Four intensity levels:

Lite - filler gone, grammar intact.

Full - default: fragments, almost no articles.

Ultra - telegraph style.

文言文 (Wenyan) - classical Chinese as extreme compression.

Plus sub-skills like /caveman-commit (terse conventional commit messages), /caveman-review (single-line PR comments), and /caveman-compress (compresses memory files, ~46 % input savings).

Why This Is More Than a Cost Trick

At first glance Caveman looks like a cost tool: fewer tokens, smaller bill, done. But a more serious observation sits underneath:

Constraint forces precision. Research on "brief responses" shows that restrictive output settings measurably improve the quality of certain answers - models hallucinate less when they cannot ramble.

Reading speed goes up. Agent responses are not prose for customers, they are a work log for developers. Three bullets read faster than three paragraphs.

Tokens become a design resource. The framing set up by Caveman and its siblings Cavekit, Cavemem, and Caveman Code treats tokens the way one treats memory or CPU: a scarce budget that deserves active management.

Where This Hits in Our Projects

Three spots where we already use Caveman-style patterns:

Commit messages and PR reviews.

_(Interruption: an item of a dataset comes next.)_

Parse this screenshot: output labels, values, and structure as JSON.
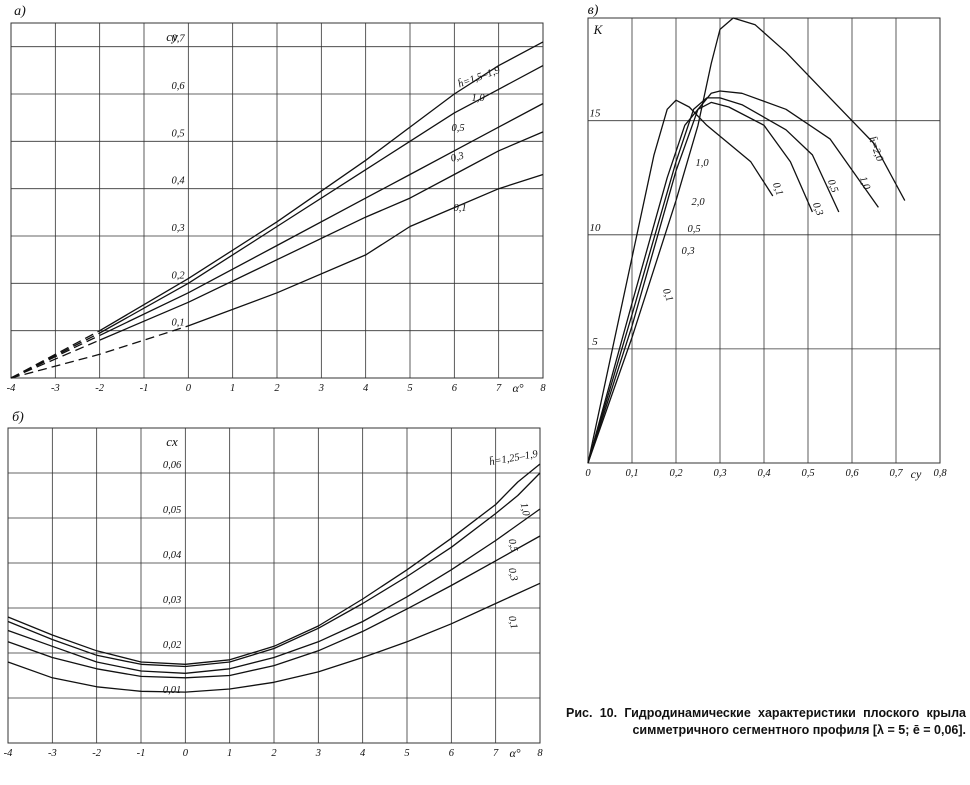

An agent producing forty lines of prose about "what this commit does and why it is a good idea" is worse than one that returns a single conventional-commit line. /caveman-commit does that at the press of a button.

Memory files. In long agent sessions, context grows - notes, lessons, project rules. An uncompressed 5,000-token memory file costs something every request. /caveman-compress often halves that without losing information.

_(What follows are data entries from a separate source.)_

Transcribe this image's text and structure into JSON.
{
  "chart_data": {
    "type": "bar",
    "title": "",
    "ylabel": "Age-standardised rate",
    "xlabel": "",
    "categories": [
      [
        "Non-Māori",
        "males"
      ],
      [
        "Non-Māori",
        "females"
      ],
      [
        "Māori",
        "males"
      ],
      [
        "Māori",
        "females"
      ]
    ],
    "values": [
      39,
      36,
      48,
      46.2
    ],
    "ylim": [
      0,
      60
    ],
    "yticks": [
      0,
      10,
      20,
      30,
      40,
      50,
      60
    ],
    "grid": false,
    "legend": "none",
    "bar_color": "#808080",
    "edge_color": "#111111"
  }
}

Status reports. For recurring agent runs (CI checks, monitoring, nightly migrations) "all green" beats a three-page report about the correctness of every intermediate step. Caveman mode as default, verbose mode only when asked.

What to Take Away Even Without Installing Caveman

The interesting part of Caveman is not the skill itself but the posture behind it. Three principles that fit any agent strategy:

Output length is a design decision. "Be terse, no explanations, results only" in the system prompt is often 80 % of the effect.

Separate the work log from the result. Let the agent think at length internally (chain-of-thought, tool calls, reasoning) but keep the visible output compressed.

Measure what you save. The Caveman authors benchmark 22 to 87 % savings depending on task. Without measurement, any compression is gut feel.